Dr Wen Jiang and his team in Cardiff studied the effect of oestrogen on cells that line our blood vessels. They found the hormone made the vessels leaky, making it easier for cancer cells to slip through.
And they believe designing treatments to counteract the effect of oestrogen and strengthen the blood vessel wall could stop rogue cancer cells from getting into circulation and reaching other organs in the body.
Cancer spreads to other parts of the body when a cell breaks away from the primary tumour and enters a surrounding blood vessel.
Dr Jiang from the University of Wales College of Medicine in Cardiff, says: “We already knew oestrogen could help some breast cancers to develop by stimulating the growth of cells. As a tumour develops the chance of a cell breaking away and travelling to another part of the body increases. But this is the first study to show that oestrogen affects the cells which line our blood vessels.”
In the lab, researchers created a mini-wall of blood vessel cells. Using a fluorescent chemical they visualised how much of it leaked from one side of the wall to the other. When they added oestrogen and repeated the experiment the cells became substantially more leaky.
They think the hormone makes blood vessel cells more permeable by stopping structures, called tight junctions, from working properly.
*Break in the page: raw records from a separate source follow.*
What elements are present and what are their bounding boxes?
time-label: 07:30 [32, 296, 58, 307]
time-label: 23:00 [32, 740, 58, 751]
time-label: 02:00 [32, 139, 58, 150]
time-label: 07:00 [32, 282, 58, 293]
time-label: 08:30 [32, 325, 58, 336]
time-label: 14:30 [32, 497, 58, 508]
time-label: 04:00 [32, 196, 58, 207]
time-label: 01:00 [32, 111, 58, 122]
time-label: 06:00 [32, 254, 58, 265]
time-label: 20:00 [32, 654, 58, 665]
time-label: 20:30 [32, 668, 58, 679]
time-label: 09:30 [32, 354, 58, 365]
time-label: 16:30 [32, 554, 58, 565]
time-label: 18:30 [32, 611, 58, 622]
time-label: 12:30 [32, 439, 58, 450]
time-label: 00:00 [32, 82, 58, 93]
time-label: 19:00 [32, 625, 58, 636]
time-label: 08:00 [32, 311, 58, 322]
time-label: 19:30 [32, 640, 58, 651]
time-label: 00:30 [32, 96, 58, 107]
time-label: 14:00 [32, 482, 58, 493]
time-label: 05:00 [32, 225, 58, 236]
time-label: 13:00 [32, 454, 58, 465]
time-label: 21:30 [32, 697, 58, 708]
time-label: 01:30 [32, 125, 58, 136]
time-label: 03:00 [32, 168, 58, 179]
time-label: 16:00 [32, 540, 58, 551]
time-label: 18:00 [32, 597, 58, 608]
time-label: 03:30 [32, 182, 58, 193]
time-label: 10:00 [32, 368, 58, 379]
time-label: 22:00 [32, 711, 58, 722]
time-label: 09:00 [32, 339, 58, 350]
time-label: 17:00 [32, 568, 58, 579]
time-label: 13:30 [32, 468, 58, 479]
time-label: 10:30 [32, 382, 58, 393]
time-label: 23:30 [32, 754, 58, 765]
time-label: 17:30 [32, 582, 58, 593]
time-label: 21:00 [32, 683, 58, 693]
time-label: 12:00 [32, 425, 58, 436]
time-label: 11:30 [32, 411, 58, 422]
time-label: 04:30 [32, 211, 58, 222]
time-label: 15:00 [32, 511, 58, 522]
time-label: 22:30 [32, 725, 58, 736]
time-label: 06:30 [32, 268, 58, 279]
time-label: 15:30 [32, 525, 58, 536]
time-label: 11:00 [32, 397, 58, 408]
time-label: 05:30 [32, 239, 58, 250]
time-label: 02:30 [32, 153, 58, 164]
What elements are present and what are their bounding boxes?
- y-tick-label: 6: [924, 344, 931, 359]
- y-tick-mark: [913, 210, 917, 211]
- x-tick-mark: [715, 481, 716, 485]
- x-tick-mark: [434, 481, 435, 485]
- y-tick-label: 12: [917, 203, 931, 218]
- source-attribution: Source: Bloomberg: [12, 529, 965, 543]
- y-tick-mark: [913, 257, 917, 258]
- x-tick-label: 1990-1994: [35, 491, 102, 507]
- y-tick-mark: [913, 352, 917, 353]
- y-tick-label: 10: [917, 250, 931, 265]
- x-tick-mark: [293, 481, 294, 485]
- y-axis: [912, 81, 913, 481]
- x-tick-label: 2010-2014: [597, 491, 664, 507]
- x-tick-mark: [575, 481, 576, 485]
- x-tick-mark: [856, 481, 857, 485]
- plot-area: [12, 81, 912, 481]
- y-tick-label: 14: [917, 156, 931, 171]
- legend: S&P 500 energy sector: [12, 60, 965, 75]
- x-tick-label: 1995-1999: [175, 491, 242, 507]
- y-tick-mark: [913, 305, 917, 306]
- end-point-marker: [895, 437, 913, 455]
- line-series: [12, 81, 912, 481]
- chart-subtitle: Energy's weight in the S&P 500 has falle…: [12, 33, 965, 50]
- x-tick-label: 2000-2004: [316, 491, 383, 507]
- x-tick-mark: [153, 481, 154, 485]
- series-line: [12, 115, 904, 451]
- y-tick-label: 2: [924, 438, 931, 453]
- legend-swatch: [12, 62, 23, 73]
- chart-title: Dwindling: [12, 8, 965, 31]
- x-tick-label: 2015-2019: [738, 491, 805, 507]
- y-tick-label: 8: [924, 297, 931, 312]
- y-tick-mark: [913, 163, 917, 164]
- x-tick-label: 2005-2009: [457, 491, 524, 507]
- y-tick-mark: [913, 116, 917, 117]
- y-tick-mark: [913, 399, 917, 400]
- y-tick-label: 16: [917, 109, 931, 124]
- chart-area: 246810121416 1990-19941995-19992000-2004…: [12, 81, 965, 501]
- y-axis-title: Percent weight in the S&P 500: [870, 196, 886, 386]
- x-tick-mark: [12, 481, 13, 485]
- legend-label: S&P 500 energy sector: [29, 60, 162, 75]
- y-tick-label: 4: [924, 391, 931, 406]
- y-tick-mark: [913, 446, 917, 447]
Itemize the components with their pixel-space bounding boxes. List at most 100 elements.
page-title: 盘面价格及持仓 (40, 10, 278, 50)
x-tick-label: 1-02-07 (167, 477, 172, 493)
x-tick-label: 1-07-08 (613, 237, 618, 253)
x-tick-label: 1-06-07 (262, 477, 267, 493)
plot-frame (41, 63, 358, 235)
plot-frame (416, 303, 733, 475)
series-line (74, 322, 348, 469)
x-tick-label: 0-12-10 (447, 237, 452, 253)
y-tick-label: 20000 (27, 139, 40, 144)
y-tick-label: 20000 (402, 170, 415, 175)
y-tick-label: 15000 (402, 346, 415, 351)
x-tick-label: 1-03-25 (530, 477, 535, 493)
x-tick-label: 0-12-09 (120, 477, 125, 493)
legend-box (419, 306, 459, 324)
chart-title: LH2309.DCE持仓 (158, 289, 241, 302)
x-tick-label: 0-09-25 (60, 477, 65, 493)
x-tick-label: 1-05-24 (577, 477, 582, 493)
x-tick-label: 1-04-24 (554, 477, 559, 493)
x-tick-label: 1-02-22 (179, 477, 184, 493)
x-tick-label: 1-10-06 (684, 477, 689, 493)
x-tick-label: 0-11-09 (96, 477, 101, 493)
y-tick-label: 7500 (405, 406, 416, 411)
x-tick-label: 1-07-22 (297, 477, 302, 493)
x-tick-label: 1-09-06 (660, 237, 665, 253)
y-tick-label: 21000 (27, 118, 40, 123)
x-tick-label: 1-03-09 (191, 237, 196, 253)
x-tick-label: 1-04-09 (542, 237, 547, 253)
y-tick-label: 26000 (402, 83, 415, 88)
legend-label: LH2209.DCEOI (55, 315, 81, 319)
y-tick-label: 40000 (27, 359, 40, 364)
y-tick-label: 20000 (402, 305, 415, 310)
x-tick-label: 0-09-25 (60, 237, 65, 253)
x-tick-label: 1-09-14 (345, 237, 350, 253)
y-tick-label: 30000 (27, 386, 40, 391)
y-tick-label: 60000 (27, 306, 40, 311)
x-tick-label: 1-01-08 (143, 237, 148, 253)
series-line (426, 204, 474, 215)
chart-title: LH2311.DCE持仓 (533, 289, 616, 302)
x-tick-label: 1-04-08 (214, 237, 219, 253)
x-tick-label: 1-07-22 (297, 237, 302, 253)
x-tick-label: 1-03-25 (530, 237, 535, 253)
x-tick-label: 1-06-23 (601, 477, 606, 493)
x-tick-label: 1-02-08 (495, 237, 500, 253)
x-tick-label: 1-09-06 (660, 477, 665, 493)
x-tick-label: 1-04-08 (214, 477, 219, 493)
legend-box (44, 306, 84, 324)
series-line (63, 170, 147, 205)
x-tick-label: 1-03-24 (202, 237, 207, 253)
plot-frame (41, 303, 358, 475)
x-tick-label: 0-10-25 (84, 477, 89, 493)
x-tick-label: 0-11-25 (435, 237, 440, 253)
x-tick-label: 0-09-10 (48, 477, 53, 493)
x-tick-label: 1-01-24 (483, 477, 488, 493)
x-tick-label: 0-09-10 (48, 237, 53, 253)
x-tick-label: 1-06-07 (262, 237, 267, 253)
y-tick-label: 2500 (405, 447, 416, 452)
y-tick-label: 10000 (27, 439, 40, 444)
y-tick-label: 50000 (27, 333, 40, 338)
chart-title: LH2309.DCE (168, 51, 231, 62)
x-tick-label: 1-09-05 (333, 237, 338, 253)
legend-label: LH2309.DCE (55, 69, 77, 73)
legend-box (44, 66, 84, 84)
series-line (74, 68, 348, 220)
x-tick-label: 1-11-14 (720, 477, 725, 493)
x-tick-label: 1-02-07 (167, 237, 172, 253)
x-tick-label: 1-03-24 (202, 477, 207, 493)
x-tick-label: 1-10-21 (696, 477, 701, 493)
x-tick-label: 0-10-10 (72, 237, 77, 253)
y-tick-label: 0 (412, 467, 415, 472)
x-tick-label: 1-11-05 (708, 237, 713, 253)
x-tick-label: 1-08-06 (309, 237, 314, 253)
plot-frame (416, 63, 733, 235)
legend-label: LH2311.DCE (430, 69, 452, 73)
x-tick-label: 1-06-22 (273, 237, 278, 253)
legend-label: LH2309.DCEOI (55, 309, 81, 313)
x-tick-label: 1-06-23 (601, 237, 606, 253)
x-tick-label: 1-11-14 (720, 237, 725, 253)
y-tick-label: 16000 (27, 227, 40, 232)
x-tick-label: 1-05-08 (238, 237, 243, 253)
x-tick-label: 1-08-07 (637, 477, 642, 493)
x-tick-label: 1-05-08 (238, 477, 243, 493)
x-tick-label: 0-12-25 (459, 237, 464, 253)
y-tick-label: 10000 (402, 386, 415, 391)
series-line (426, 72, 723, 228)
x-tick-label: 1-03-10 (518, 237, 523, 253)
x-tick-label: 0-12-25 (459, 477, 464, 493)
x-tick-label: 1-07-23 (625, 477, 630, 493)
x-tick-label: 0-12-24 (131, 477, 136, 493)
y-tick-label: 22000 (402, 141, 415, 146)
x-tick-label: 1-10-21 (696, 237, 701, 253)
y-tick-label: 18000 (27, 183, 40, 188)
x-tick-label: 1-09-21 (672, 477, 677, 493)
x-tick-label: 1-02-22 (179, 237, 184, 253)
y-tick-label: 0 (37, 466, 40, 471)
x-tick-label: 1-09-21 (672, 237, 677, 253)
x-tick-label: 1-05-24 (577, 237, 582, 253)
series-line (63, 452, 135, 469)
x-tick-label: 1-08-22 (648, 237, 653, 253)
Tight junctions act like glue sealing our cells together.
To test their theory the team analysed the levels of the glue-like structures in blood vessel cells and found they dropped after oestrogen was added.
Scientists believe without this glue, the links between blood vessel cells are weaker, making it easier for cancer cells to get through.
At the end of last year Dr Jiang’s team found breast cancer patients with low levels of the glue are more prone to disease spread.
Dr Jiang says: “It seems that oestrogen disrupts these glue-like structures that lie between the cells in our blood vessels, creating opportunities for breast cancer to spread to other parts of the body.
“We are currently looking at ways to boost the levels of tight junctions in patients to see if this can help halt the rapid spread of the disease.”
Professor Robert Souhami, Director of Clinical Research at Cancer Research UK, says: “There are currently very effective methods to manage cancer confined to the breast but treatment becomes more difficult when abnormal cells spread to other parts of the body.
“This study has provided us with valuable clues on how it might be possible to contain the disease in its early stages and improve the chances of successful treatment.”
- Journal of Cellular Physiology196 2
Tight junctions are structures that lie between our cells that are made up of a number of molecules.
Researchers found that oestrogen affected a particular molecule within the tight junction structure called occludin.